De pmm houdt een overzicht bij welke pages vrij zijn. Een page is een aaneensluitend blok geheugen van precies 4kb (4096 bytes) groot. Het adres van zo'n page heeft als laatste 12 bits 0. De adressen overlappen elkaar dan ook niet. In de loop van de tijd zijn er steeds meer manieren bedacht om bij te houden welke pages vrij zijn en welke niet. Het kan handig zijn om een onderscheid te maken tussen de adressen onder 16mb en de adressen daarboven. Voor dma is het noodzakelijk dat de adressen uit de eerste 16mb van het fysieke geheugen komen.Je kunt bijvoorbeeld voor de adressen onder 16mb een bitmap gebruiken en voor de adressen daarboven een stack. Ik zal hierna een paar van die manieren uitleggen en aan het eind een overzicht van de voor en nadelen geven.


Bitmap

De meest simpele manier om dit overzicht te houden is voor elke page in het fysieke geheugen 1 bit op 1 in te stellen als de page bezet is en op 0 te zetten als deze 4kb vrij zijn. Voor een computer met 1gb aan geheugen neemt een bitmap 8kb (twee pages) in beslag. Het dealloceren van een page is erg gemakkelijk: je moet gewoon het bijbehorende bitje op 0 instellen.
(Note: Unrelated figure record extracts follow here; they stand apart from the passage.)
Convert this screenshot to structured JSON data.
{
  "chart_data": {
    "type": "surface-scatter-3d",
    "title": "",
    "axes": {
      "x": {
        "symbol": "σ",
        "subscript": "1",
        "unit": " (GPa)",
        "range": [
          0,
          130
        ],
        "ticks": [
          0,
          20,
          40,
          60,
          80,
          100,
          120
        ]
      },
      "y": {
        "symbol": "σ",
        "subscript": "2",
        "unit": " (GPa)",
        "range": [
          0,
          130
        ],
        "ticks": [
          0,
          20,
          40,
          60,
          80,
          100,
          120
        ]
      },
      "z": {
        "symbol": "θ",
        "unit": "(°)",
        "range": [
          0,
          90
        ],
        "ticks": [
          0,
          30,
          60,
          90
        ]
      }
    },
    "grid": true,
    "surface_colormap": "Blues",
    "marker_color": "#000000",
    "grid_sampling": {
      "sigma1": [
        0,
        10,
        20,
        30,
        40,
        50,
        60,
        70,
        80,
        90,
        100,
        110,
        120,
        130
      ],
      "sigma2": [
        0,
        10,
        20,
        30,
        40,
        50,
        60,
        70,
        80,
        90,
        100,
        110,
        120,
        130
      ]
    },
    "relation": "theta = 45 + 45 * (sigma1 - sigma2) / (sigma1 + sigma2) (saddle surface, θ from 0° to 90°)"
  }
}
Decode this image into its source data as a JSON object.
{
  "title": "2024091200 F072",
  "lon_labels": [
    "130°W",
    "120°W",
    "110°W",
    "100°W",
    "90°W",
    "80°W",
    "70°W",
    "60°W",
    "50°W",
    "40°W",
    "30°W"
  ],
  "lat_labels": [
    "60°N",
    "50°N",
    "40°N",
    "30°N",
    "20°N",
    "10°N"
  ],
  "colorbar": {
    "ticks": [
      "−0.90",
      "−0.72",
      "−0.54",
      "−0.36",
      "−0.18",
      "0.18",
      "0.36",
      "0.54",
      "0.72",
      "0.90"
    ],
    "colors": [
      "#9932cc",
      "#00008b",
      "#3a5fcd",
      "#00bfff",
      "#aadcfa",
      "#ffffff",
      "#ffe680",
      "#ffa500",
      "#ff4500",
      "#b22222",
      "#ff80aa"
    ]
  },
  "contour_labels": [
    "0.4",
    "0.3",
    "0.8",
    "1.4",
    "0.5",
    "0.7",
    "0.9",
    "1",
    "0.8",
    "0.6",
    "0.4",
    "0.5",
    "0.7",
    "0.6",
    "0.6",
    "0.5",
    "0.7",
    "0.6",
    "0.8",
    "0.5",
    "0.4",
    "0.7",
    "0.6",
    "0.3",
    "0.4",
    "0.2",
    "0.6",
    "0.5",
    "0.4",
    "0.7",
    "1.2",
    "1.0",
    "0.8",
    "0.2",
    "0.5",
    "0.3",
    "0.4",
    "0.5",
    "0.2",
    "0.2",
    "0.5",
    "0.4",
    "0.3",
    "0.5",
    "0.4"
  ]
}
Het alloceren kan echter wat meer tijd kosten omdat je de hele bitmap moet doorzoeken op zoek naar een bitje die op 0 staat. Gelukkig kan dit met 32 bits tegelijk. Een mogelijke uitbreiding hierop kan zijn dat je het adres bijhoudt waar je tijdens het zoeken in de bitmap gebleven bent. De volgende keer kun je zo makkelijk weer verdergaan waar je gebleven was met zoeken. Een andere variatie hierop kan zijn dat je verschillende lagen bitmaps hebt. Je maakt een aantal bitmaps voor bijvoorbeeld 32mb elk, en dan nog een bitmap die aangeeft in welke van die bitmaps nog vrije pages zitten. Als er nu een stuk van 32mb niet meer vrij is, hoef je daar in ieder geval niet meer in te zoeken.


Stack

De naam van dit algoritme zegt het eigenlijk al: we houden gewoon een stack bij met de adressen van de vrije pages. Als we nu een vrije page moeten aanleveren poppen we gewoon een adres van de stack en als er weer een page vrij gemaakt wordt pushen we dat adres weer op de stack. Een groot nadeel van een stack is dat het erg lastig is om een reeks adressen achter elkaar te verkrijgen. Hiervoor moet vaak de stack doorzocht worden en dat kost erg veel tijd.


Buddy Allocation System

Dit is het algoritme dat de linux kernel gebruikt. Het is een stuk lastiger om te implementeren dan een bitmap of een stack, maar kan bij grote allocaties een stuk sneller zijn. De benodigte ruimte zit ergens tussen die van een bitmap en van een stack in, en de snelheid ook. Het is dus een mooi compromis. De totale vrije ruimte wordt opgedeelt in een aantal stukken van 16 pages, 8 pages, 2 pages en losse pages. Die blokken worden dan in meerdere linked lists (een voor elke grootte) bijgehouden. Als er nu om een losse page gevraagt wordt en de linked list voor losse pages is leeg, moet er eentje uit de linked list voor 2 pages gehaald worden en in twee stukken gehakt. Een wat geavanceerdere allocator zou ook de linked list kunnen doorzoeken als er verder niks te doen is en dan pages die naast elkaar passen aan elkaar plakken. Ook zou je de voor elke grootte twee linked list kunnen gebruiken: een voor adressen onder en een voor adressen boven 16mb.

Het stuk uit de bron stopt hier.